Gründe für die Nichtteilnahme
38 Prozentder Befragten nahmen in den letzten zwölf Monaten an keiner beruflichen Weiterbildung teil. Davon erklären ganze 60 Prozent, diese nicht für erforderlich zu halten; 39 Prozent waren hingegen aus familiären Gründen verhindert. 35 Prozent haben kein angemessenes Angebot gefunden. Nur 26 Prozent jener Arbeitnehmenden, die keine Weiterbildung besucht haben, hätten gerne daran teilgenommen.

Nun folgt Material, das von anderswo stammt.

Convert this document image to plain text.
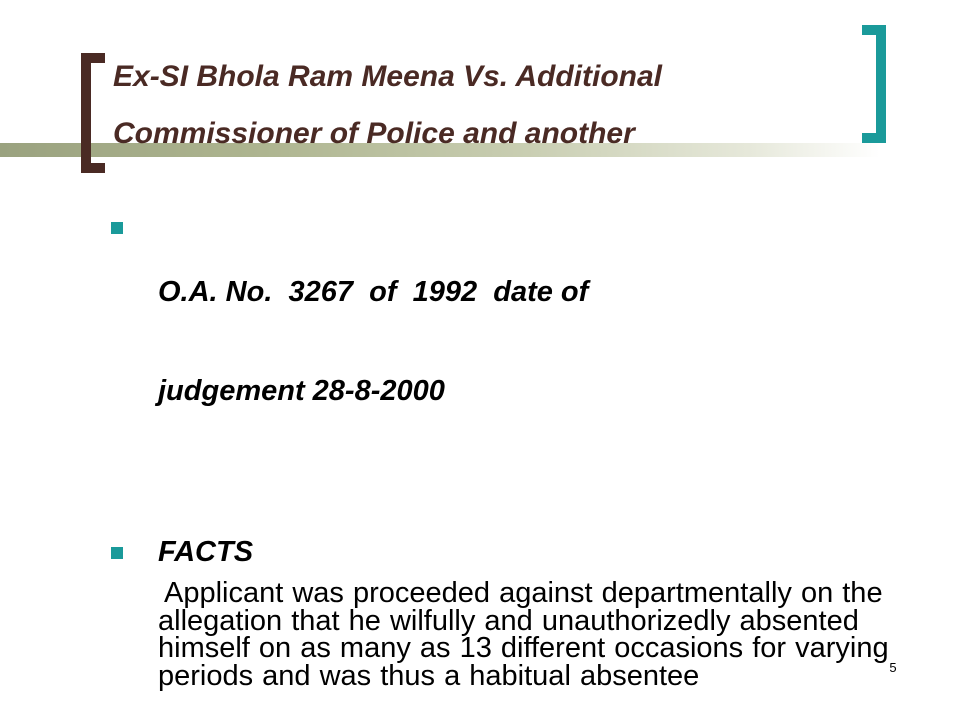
Ex-SI Bhola Ram Meena Vs. Additional
Commissioner of Police and another

O.A. No.  3267  of  1992  date of

judgement 28-8-2000

FACTS

Applicant was proceeded against departmentally on the allegation that he wilfully and unauthorizedly absented himself on as many as 13 different occasions for varying periods and was thus a habitual absentee	5
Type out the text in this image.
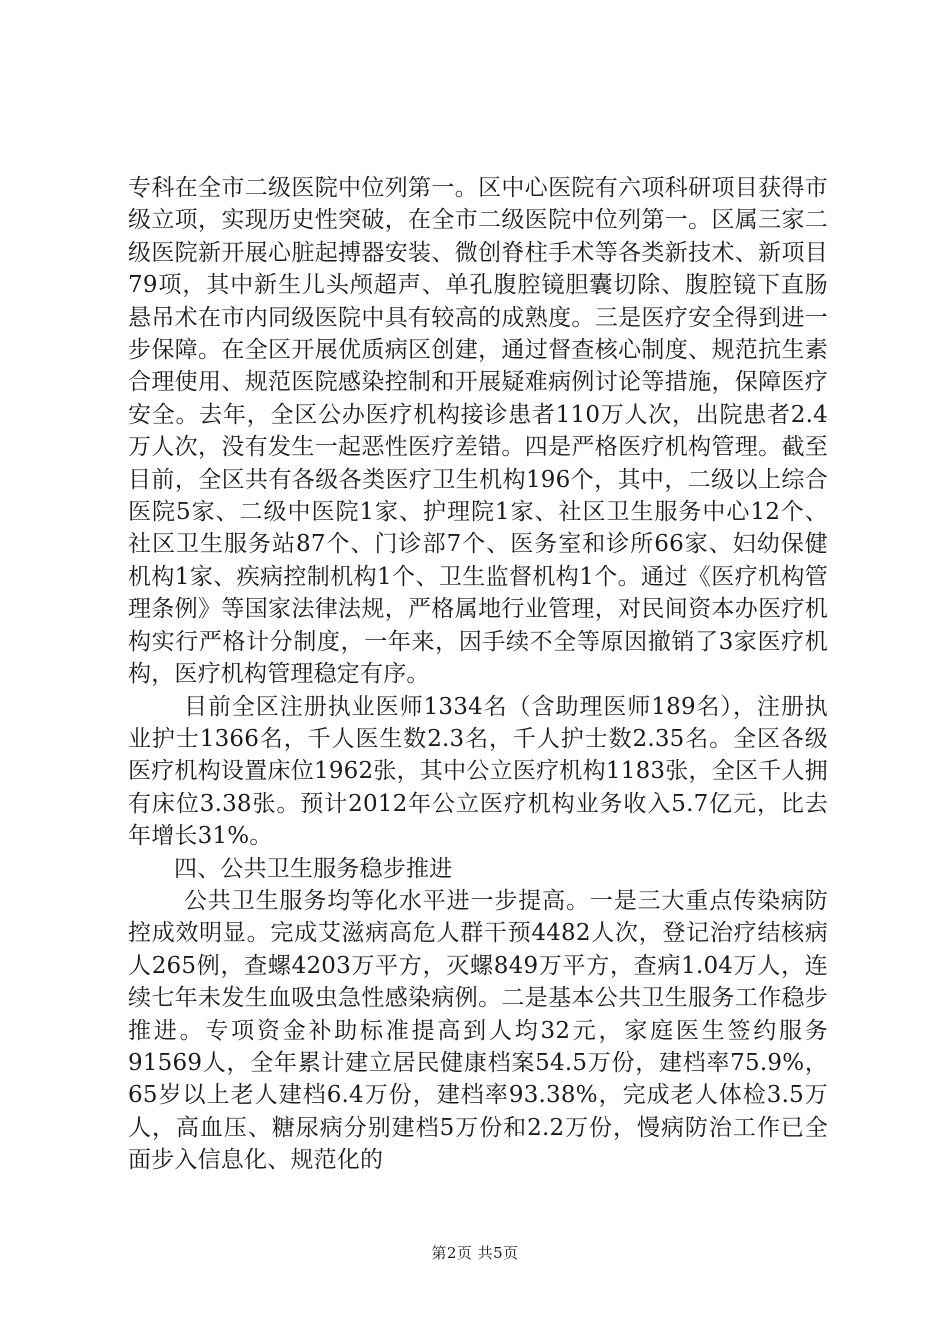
专科在全市二级医院中位列第一。区中心医院有六项科研项目获得市级立项，实现历史性突破，在全市二级医院中位列第一。区属三家二级医院新开展心脏起搏器安装、微创脊柱手术等各类新技术、新项目79项，其中新生儿头颅超声、单孔腹腔镜胆囊切除、腹腔镜下直肠悬吊术在市内同级医院中具有较高的成熟度。三是医疗安全得到进一步保障。在全区开展优质病区创建，通过督查核心制度、规范抗生素合理使用、规范医院感染控制和开展疑难病例讨论等措施，保障医疗安全。去年，全区公办医疗机构接诊患者110万人次，出院患者2.4万人次，没有发生一起恶性医疗差错。四是严格医疗机构管理。截至目前，全区共有各级各类医疗卫生机构196个，其中，二级以上综合医院5家、二级中医院1家、护理院1家、社区卫生服务中心12个、社区卫生服务站87个、门诊部7个、医务室和诊所66家、妇幼保健机构1家、疾病控制机构1个、卫生监督机构1个。通过《医疗机构管理条例》等国家法律法规，严格属地行业管理，对民间资本办医疗机构实行严格计分制度，一年来，因手续不全等原因撤销了3家医疗机构，医疗机构管理稳定有序。

目前全区注册执业医师1334名（含助理医师189名），注册执业护士1366名，千人医生数2.3名，千人护士数2.35名。全区各级医疗机构设置床位1962张，其中公立医疗机构1183张，全区千人拥有床位3.38张。预计2012年公立医疗机构业务收入5.7亿元，比去年增长31%。

四、公共卫生服务稳步推进

公共卫生服务均等化水平进一步提高。一是三大重点传染病防控成效明显。完成艾滋病高危人群干预4482人次，登记治疗结核病人265例，查螺4203万平方，灭螺849万平方，查病1.04万人，连续七年未发生血吸虫急性感染病例。二是基本公共卫生服务工作稳步推进。专项资金补助标准提高到人均32元，家庭医生签约服务91569人，全年累计建立居民健康档案54.5万份，建档率75.9%，65岁以上老人建档6.4万份，建档率93.38%，完成老人体检3.5万人，高血压、糖尿病分别建档5万份和2.2万份，慢病防治工作已全面步入信息化、规范化的

第2页 共5页
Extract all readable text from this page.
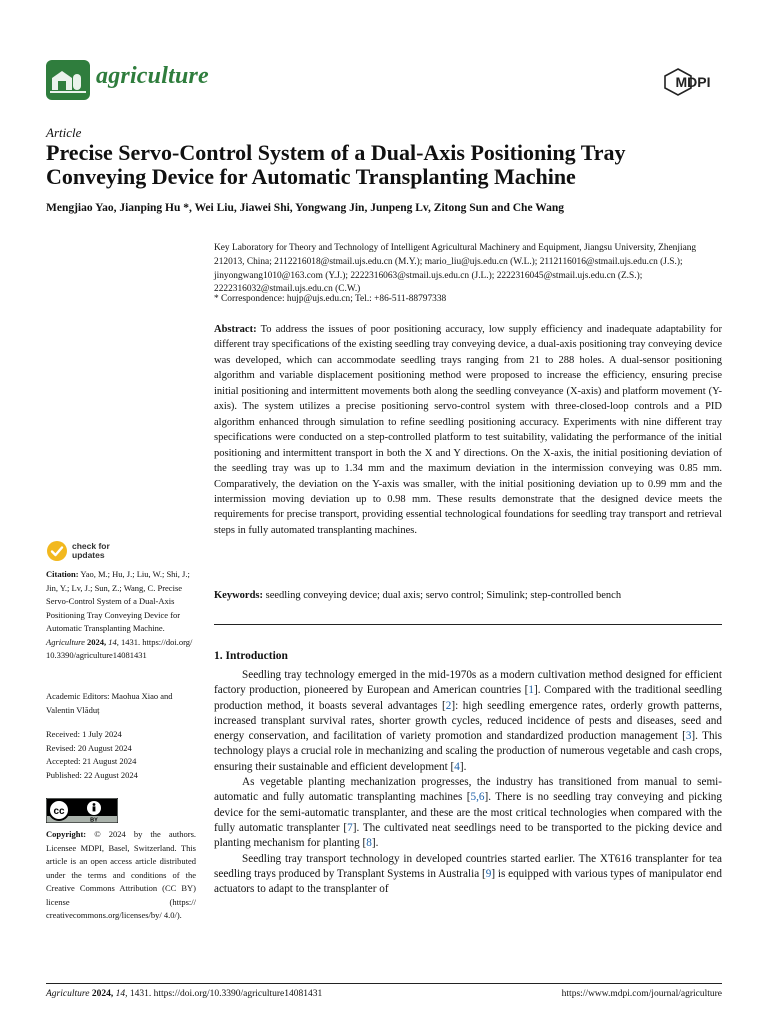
agriculture	MDPI
Article
Precise Servo-Control System of a Dual-Axis Positioning Tray Conveying Device for Automatic Transplanting Machine
Mengjiao Yao, Jianping Hu *, Wei Liu, Jiawei Shi, Yongwang Jin, Junpeng Lv, Zitong Sun and Che Wang
Key Laboratory for Theory and Technology of Intelligent Agricultural Machinery and Equipment, Jiangsu University, Zhenjiang 212013, China; 2112216018@stmail.ujs.edu.cn (M.Y.); mario_liu@ujs.edu.cn (W.L.); 2112116016@stmail.ujs.edu.cn (J.S.); jinyongwang1010@163.com (Y.J.); 2222316063@stmail.ujs.edu.cn (J.L.); 2222316045@stmail.ujs.edu.cn (Z.S.); 2222316032@stmail.ujs.edu.cn (C.W.)
* Correspondence: hujp@ujs.edu.cn; Tel.: +86-511-88797338
Abstract: To address the issues of poor positioning accuracy, low supply efficiency and inadequate adaptability for different tray specifications of the existing seedling tray conveying device, a dual-axis positioning tray conveying device was developed, which can accommodate seedling trays ranging from 21 to 288 holes. A dual-sensor positioning algorithm and variable displacement positioning method were proposed to increase the efficiency, ensuring precise initial positioning and intermittent movements both along the seedling conveyance (X-axis) and platform movement (Y-axis). The system utilizes a precise positioning servo-control system with three-closed-loop controls and a PID algorithm enhanced through simulation to refine seedling positioning accuracy. Experiments with nine different tray specifications were conducted on a step-controlled platform to test suitability, validating the performance of the initial positioning and intermittent transport in both the X and Y directions. On the X-axis, the initial positioning deviation of the seedling tray was up to 1.34 mm and the maximum deviation in the intermission conveying was 0.85 mm. Comparatively, the deviation on the Y-axis was smaller, with the initial positioning deviation up to 0.99 mm and the intermission moving deviation up to 0.98 mm. These results demonstrate that the designed device meets the requirements for precise transport, providing essential technological foundations for seedling tray transport and retrieval steps in fully automated transplanting machines.
Keywords: seedling conveying device; dual axis; servo control; Simulink; step-controlled bench
1. Introduction

Seedling tray technology emerged in the mid-1970s as a modern cultivation method designed for efficient factory production, pioneered by European and American countries [1]. Compared with the traditional seedling production method, it boasts several advantages [2]: high seedling emergence rates, orderly growth patterns, increased transplant survival rates, shorter growth cycles, reduced incidence of pests and diseases, seed and energy conservation, and facilitation of variety promotion and standardized production management [3]. This technology plays a crucial role in mechanizing and scaling the production of numerous vegetable and cash crops, ensuring their sustainable and efficient development [4].

As vegetable planting mechanization progresses, the industry has transitioned from manual to semi-automatic and fully automatic transplanting machines [5,6]. There is no seedling tray conveying and picking device for the semi-automatic transplanter, and these are the most critical technologies when compared with the fully automatic transplanter [7]. The cultivated neat seedlings need to be transported to the picking device and planting mechanism for planting [8].

Seedling tray transport technology in developed countries started earlier. The XT616 transplanter for tea seedling trays produced by Transplant Systems in Australia [9] is equipped with various types of manipulator end actuators to adapt to the transplanter of

check for
updates
Citation: Yao, M.; Hu, J.; Liu, W.; Shi, J.; Jin, Y.; Lv, J.; Sun, Z.; Wang, C. Precise Servo-Control System of a Dual-Axis Positioning Tray Conveying Device for Automatic Transplanting Machine. Agriculture 2024, 14, 1431. https://doi.org/ 10.3390/agriculture14081431
Academic Editors: Maohua Xiao and Valentin Vlăduț
Received: 1 July 2024
Revised: 20 August 2024
Accepted: 21 August 2024
Published: 22 August 2024
cc
BY
Copyright: © 2024 by the authors. Licensee MDPI, Basel, Switzerland. This article is an open access article distributed under the terms and conditions of the Creative Commons Attribution (CC BY) license (https:// creativecommons.org/licenses/by/ 4.0/).
Agriculture 2024, 14, 1431. https://doi.org/10.3390/agriculture14081431	https://www.mdpi.com/journal/agriculture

Zu sehr oder zu wenig ausgebildet?
58 Prozent der Befragten erklären, Aufgaben auszuüben, die ihren Fähigkeiten entsprechen. 30 Prozent sind der Auffassung, dass sie mit ihren Fähigkeiten und Kenntnissen auch komplexere Aufgaben als jene ausüben könnten, die zum Zeitpunkt der Befragung in ihren Aufgabenbereich fielen. Zwölf Prozent der Befragten geben hingegen an, nicht die erforderlichen Kompetenzen für ihre Arbeit zu besitzen und daher einer zusätzlichen Weiterbildung zu bedürfen, um ihre Aufgaben effizient erledigen zu können.
Strategischer Zukunftsfaktor
Der herrschende Arbeitskräftemangel erleichtert die Arbeitssuche sehr; dahinter lauert jedoch die Gefahr, dass das Interesse der Beschäftigten an der Weiterbildung schwindet, wie die fallenden Teilnehmerzahlen bereits konkret zeigen. In einer Zeit großer technologischer und kultureller Umwälzungen, wie wir sie jetzt erleben, ist es jedoch wichtiger denn je, dieses Interesse zu fördern und mitzutragen.